Ted Leonsis is the Obi Wan/Professor X/Gandolf of AOL: he’s been here forever and his company was the first one AOL ever bought.

He created this machine we’re all living in (both AOL and the online business in the US), and today he does his best blog post to date about what we’re going through at AOL with regard to the big “free” movement. I’ve been having this discussions with Ted since I’ve gotten here and it’s great to see him be so transparent in explaining what AOL is doing.

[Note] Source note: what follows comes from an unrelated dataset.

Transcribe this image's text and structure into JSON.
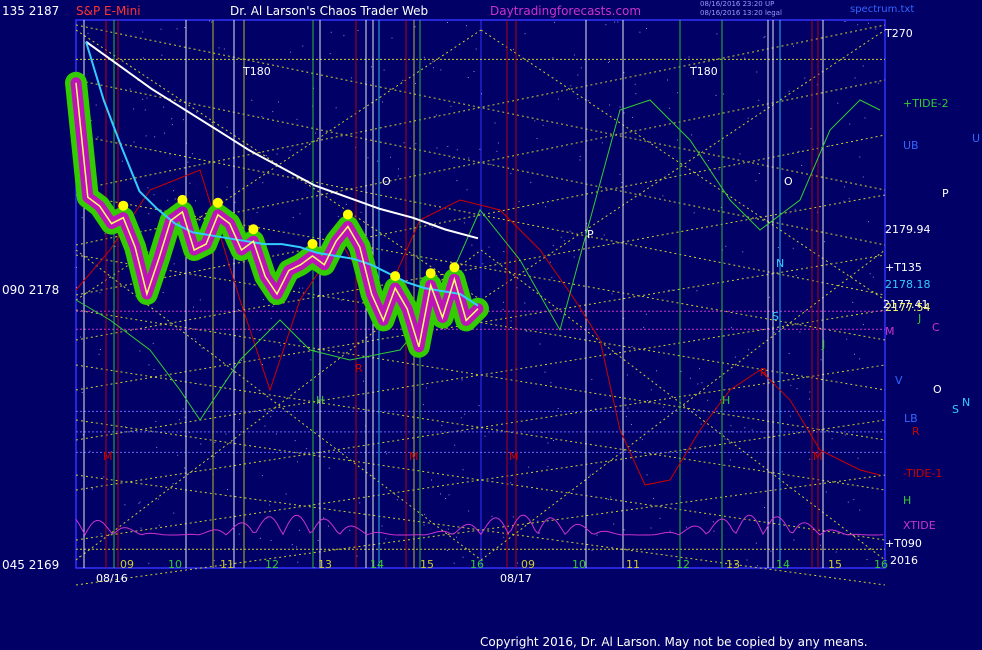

Go read the post.. here are the highlights and my comments in BOLD

  • The new plan is about growth. It is about changing the focus of our teams and resources. It is about having a green thumb and showing the world that we have green arrows pointing up in all of the key metrics that are important to our business. It is about a simple and logical statement of fact – AOL should never lose another customer to a competitor, and we should be able to expand rapidly on a global basis as the high-speed free Internet gains even greater momentum.
  • JASON SAYS: Yes, yes, yes… it is so hard to run a business that has two different focuses. In our case the focus was keeping the dialup subscribers and building free services. These collide all the time. For example, today’s free 5 GIG of storage–the boldest move AOL has done since buying Weblogs, Inc and moving Netscape to social news–would have been a service reserved for our paid members. Then Google would offer it for free and our members would be paying for something they could get for free–again (just like email and IM). This constant back and forth is really draining for the members and for the executives. Smart people can make both arguments (free vs. paid), but at the end of the day you have to pick where the ship is heading and we’re picking free.
  • …. I don’t believe the change is as dramatic as everyone in the media is speculating. We have been a subscription based business – primarily in the ISP and connectivity business – that also created a media business component. The subscription business drove the engagement of many of our customers, and then we attached other AOL-owned media properties to create a big audience business.
  • JASON SAYS: Of course! The dialup subscribers who need us will keep their dialup accounts, those folks who want broadband (and can get it) will move to broadband but KEEP their AOL client software, their email, and their IM. What we’ve really done is just accepted our fate–dialup is going to be a nice business, but it will never be a 30M member business. Life goes on.
  • We have a large business today. If you look at the Time Warner announcements from yesterday, we earned more than $500 million in profit (OIBDA) for the quarter. Our audience-based ad sales business grew more than 40%, second only to Google in terms of growth rate. We passed MSN, and even Yahoo, in terms of overall advertising growth.
  • JASON SAYS: How come no one is talking about this?!?!?! We BEAT Yahoo in terms of growth–that means we’ve gained market share. This means we are executing really well. Now that we are going to keep 1M more emails a quarter we’re gonna get even more wind in our sails I believe.
  • We have a large audience today – second only to Yahoo at 113 million monthly unique visitors. We have a great engagement in terms of page views (number 4 in the industry). We have great growth rates in terms of ad revenues and RPM growth (second only to Google). And, we weren’t even totally focused as a company on this part of our industry. As I’ve said to many employees, “Just wait until we have every employee focused on the one big goal of building the world’s biggest and most engaged audience. Imagine how we will execute then. Just wait until all AOL ISP members can take all of AOL with them when they move to broadband. Just wait until everyone can keep their AOL client and use their AOL email for life – for free!”
  • JASON SAYS: Focus, focus, focus… that is what is gonna change at AOL–Ted’s 100% right. Now every single person has the same mission: increase our unique users and page views. That’s it. It’s not “save paying members at all costs, but sometimes try and new users in the door–unless that kills the paying member business… oh wait, does it hurt the dialup business? I’m not sure, let’s have 17 meetings with 96 people to debate this issue while Google and Yahoo take our marketshare.”